Aug 11, 2004 20:26
the dayz are adding up. bad day after bad day.
will u ever stop noticing all my flaws and start noticing all my efforts and waht good i actually have? maybe u do, i just dont feel that u do. it just feels like all u do is see me for my wrongs. - this goes for more then 1 person.
the scratch at the back of my throat wont go away. it hurts at times, feels like im bleeding inside. maybe i do need to go to the doc soon. maybe this time the doc can give me an actual fkin check up not just look at me and say ur fine tht will be 20 $'s. With my luck i get something that will kill me (doesnt knock on wood). but i guess i still just wanna be healthy.
Y cant u understand that i dont try to play games? I dont try to hurt u. I dont fish for anything when i am simply asking a question. I dont say "no what i meant was" just cuz im trying to not lose an arguement but only cuz i try to correct myself, and or be more clear with what i meant for i can see something one way and comprehend it in one way, but some1 else who is hearing it can understand it totally diff. when i continue with the same topic i do it to make sure i was clear enough and to see if u understand where im coming from, and i continue to see if u will say anything to show me u do understand or even care for that matter. I hopelessly wait for u to say something and not for me to talk to myself. But when u do say something its always an attack at me and how i have repeated myself or how u know i was ganna say that. I know what u r ganna say most of the time as well, so dont play with me. That whole thing about u knowing waht i was ganna say next, well what can i say, *clap clap* i salute u. i know what ur ganna say plenty of times, its called knowing each other enough as friends not playing games. just understand that all i ever wanted was to make u happy and inturn i would be happy. but u wouldnt believe that. not coming from me. u dont believe me on anything or dont accept anything i say. yet u would accept something that a no1 said. well im sorry but ill say what i believe is true and what i wanna say time and time again, u dont have to believe me in waht i say. but if u really did KNOW me well enough, u wouldnt have to finish my sentences when we argue, just understand my truth and my words when i say them. And believe in me cuz i dont give u any reason not to.

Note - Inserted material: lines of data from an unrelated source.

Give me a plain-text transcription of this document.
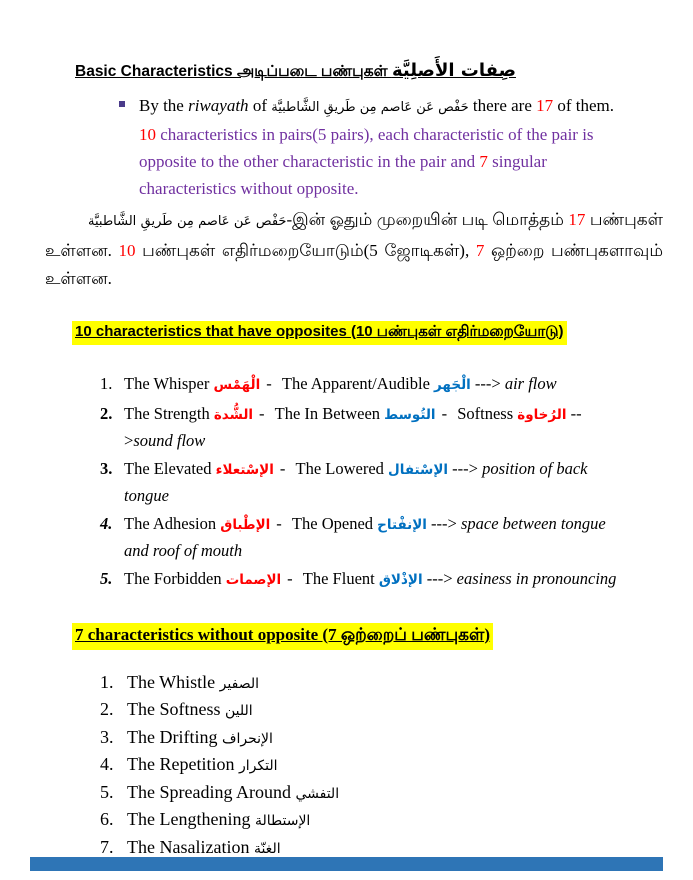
Basic Characteristics அடிப்படை பண்புகள் صِفات الأَصلِيَّة

By the riwayath of حَفْص عَن عَاصم مِن طَريقِ الشَّاطبيَّة there are 17 of them. 10 characteristics in pairs(5 pairs), each characteristic of the pair is opposite to the other characteristic in the pair and 7 singular characteristics without opposite.

حَفْص عَن عَاصم مِن طَريقِ الشَّاطبيَّة-இன் ஓதும் முறையின் படி மொத்தம் 17 பண்புகள் உள்ளன. 10 பண்புகள் எதிர்மறையோடும்(5 ஜோடிகள்), 7 ஒற்றை பண்புகளாவும் உள்ளன.

10 characteristics that have opposites (10 பண்புகள் எதிர்மறையோடு)
1. The Whisper الْهَمْس - The Apparent/Audible الْجَهر ---> air flow

2. The Strength الشُّدة - The In Between التُوسط - Softness الرُخاوة -->sound flow

3. The Elevated الإسْتعلاء - The Lowered الإسْتفال ---> position of back tongue

4. The Adhesion الإطْباق - The Opened الإنفْتاح ---> space between tongue and roof of mouth

5. The Forbidden الإصمات - The Fluent الإذْلاق ---> easiness in pronouncing

7 characteristics without opposite (7 ஒற்றைப் பண்புகள்)
1. The Whistle الصفير

2. The Softness اللين

3. The Drifting الإنحراف

4. The Repetition التكرار

5. The Spreading Around التفشي

6. The Lengthening الإستطالة

7. The Nasalization الغنّة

i just came from a vacation and i wish more then anything that i could go on another one. that i could never have came back maybe. usualy i like coming baq from vacation cuz im a loser and i like playing games on my comp or shit like that. this time i had a few reasons for wanting to return. But now i wish i can jsut be away from it all. just 4get it all. i actually miss my time away a lot. it was better before i left... we dont know what we had till its gone.